Several Egyptian members of the squad of militants that lay bloody siege to an Algerian gas complex last week also took part in the deadly attack on the United States Mission in Libya in September, a senior Algerian official said Tuesday.
The Egyptians involved in both attacks were killed by Algerian forces during the four-day ordeal that ended in the deaths of at least 38 hostages and 29 kidnappers, the official said. But three of the militants were captured alive, and one of them described the Egyptians’ role in both assaults under interrogation by the Algerian security services, the official said. [May I jump in here? Would this be Egyptians, as in Egypt, as in Muslim Brother, Arab Spring, $2 billion of American support yearly? Those Egyptians? – Aggie]
If confirmed, the link between two of the most brazen assaults in recent memory would reinforce the transborder character of the jihadist groups now striking across the Sahara. American officials have long warned that the region’s volatile mix of porous borders, turbulent states, weapons and ranks of fighters with similar ideologies creates a dangerous landscape in which extremists are trying to collaborate across vast distances.
Secretary of State Hillary Rodham Clinton, who is scheduled to testify before Congress on Wednesday about the Libyan attack that killed the American ambassador and three staff members, raised the specter of regional cooperation among extremists soon after the mission in Benghazi was overrun. [And before her, we understood this from the September 11th 2001 terror attacks, the comments of George W. Bush, etc. – Aggie]
In particular, she said the Islamist militant takeover of northern Mali had created a “safe haven” for terrorists to “extend their reach” and work with other extremists in North Africa, “as we tragically saw in Benghazi,” though she offered no clear evidence of such ties.
Now the Algerians say the plot to seize the gas complex in the desert was hatched in northern Mali as well.
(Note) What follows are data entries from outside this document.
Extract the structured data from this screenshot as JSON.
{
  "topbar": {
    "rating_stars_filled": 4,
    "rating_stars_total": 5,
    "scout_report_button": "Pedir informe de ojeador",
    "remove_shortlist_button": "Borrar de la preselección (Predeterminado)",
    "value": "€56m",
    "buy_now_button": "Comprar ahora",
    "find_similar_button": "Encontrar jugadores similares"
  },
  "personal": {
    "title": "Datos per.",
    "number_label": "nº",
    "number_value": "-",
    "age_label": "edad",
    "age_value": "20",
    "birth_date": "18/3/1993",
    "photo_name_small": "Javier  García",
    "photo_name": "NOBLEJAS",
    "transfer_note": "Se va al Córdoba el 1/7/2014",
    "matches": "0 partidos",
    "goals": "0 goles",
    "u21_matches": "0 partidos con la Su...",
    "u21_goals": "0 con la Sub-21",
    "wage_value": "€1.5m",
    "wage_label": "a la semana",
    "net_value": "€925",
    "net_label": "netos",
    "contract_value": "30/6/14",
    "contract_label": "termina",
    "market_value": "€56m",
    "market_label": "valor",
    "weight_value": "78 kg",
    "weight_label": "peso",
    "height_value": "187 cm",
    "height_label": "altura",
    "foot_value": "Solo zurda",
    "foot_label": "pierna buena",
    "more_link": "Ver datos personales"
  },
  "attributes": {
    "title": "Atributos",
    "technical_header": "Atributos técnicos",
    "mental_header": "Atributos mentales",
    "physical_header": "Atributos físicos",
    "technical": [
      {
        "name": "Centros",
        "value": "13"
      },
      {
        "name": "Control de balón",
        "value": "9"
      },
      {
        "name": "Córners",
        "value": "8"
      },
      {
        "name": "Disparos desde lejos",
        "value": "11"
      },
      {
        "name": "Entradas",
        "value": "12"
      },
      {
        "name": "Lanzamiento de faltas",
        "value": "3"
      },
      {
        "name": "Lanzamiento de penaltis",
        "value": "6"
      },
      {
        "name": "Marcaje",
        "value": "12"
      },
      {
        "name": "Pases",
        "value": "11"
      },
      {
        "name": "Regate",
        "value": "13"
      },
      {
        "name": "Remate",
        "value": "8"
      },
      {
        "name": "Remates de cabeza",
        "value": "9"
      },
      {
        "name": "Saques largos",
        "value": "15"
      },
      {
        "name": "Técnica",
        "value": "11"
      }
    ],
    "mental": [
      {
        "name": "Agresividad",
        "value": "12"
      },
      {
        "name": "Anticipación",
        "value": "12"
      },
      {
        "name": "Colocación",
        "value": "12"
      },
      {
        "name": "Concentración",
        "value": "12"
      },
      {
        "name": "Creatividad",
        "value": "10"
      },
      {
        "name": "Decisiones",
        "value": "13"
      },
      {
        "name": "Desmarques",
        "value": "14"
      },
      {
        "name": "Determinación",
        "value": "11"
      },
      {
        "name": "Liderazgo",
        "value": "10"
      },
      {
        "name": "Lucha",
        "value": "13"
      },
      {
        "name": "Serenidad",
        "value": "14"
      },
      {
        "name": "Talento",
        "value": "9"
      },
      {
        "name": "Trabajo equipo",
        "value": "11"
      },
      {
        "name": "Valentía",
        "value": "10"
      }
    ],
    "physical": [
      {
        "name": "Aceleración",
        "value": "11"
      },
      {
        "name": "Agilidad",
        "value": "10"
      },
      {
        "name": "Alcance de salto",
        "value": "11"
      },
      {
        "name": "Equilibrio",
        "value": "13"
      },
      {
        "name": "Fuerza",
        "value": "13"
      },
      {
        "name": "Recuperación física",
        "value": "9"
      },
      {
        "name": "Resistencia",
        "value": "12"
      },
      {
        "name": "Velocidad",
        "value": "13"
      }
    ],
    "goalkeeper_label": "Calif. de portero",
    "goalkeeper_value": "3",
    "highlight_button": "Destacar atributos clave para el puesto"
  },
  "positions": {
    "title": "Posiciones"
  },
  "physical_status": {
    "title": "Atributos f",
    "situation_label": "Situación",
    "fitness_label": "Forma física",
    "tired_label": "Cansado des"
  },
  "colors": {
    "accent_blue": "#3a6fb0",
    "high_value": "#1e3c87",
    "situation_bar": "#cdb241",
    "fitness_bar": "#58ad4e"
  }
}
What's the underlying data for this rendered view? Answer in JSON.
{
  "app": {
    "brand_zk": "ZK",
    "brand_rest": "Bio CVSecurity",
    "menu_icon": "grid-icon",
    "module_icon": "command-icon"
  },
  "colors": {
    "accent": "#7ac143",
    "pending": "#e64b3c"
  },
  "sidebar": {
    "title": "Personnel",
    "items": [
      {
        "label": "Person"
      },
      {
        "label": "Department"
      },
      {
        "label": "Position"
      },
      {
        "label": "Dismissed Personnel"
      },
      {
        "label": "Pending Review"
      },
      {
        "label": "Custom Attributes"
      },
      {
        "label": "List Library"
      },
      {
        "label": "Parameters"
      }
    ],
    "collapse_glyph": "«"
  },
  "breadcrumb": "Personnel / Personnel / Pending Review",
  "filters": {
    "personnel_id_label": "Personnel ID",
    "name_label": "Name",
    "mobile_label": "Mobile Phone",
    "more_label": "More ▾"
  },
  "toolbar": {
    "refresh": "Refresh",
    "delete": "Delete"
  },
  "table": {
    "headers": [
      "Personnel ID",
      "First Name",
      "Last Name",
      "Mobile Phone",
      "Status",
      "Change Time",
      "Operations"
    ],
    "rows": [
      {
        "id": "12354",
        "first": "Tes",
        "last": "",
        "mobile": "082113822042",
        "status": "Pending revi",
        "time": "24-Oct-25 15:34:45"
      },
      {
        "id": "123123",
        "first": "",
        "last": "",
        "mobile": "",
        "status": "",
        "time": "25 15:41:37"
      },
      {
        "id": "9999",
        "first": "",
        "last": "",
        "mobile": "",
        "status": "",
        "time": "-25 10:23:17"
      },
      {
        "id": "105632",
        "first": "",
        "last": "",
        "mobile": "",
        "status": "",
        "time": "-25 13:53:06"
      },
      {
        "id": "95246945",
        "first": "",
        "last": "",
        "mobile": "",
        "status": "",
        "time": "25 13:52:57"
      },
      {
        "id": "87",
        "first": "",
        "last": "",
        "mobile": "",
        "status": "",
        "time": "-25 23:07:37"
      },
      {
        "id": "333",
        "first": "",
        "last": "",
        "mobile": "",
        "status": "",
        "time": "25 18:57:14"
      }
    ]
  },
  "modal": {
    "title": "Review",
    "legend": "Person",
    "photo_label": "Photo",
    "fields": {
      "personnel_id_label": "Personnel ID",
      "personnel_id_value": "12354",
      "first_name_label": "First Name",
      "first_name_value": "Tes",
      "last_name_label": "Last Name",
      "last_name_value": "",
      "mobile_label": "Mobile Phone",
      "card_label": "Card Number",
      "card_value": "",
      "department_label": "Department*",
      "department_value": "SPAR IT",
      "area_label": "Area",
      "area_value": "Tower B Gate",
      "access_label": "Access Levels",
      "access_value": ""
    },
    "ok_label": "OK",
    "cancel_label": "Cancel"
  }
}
Indeed, Mokhtar Belmokhtar, the veteran militant who has claimed overall responsibility for the siege, is believed to be based there.
But the Algerian official did not say why the captured kidnapper’s assertion — that some fighters had taken part in both the Benghazi and Algerian attacks — should be considered trustworthy. Nor did he say whether it was obtained under duress. [Surely not duress. We don’t do that anymore. Not in the Age of Obama. – Aggie]
Instead, he focused on the chaos unleashed by the recent uprisings throughout the region, leaving large ungoverned areas where extremists can flourish. [Wrong, wrong, wrong. Benghazi was about a crappy movie, actually just the trailer, made by a single Coptic Christian guy living in LA. Hey, he was Egyptian too! Is he part of this mysterious plot? Do we need the help of Encyclopedia Brown? – Aggie]
“This is the result of the Arab Spring,” said the official said, who spoke on condition of anonymity because investigations into the hostage crisis were still under way. “I hope the Americans are conscious of this.”
[Yes. Yes. Yes. Yes. Yes. The Arab Spring. The overthrow of Hosni Mubarak. Encouraged by the President of the United States and the Department of State, led by Hillary Clinton. We unleashed this on the world. – Aggie]
Algeria was firmly opposed to the Western intervention to help topple Col. Muammar el-Qaddafi in Libya in 2011, and this nation’s conservative leadership viewed the Arab Spring with deep suspicion, making no secret of its desire to avoid any such occurrences.
Small-scale demonstrations here were quickly stifled, and ever since Algerian officials have not hesitated to point at what they see as the connection between popular demands for greater democracy that have swept the Arab world and the rise of Islamist militancy in the region.
So there you have it. Naive foreign policy leads to loss of American life. Even the NY Times notices, although they notice very politely.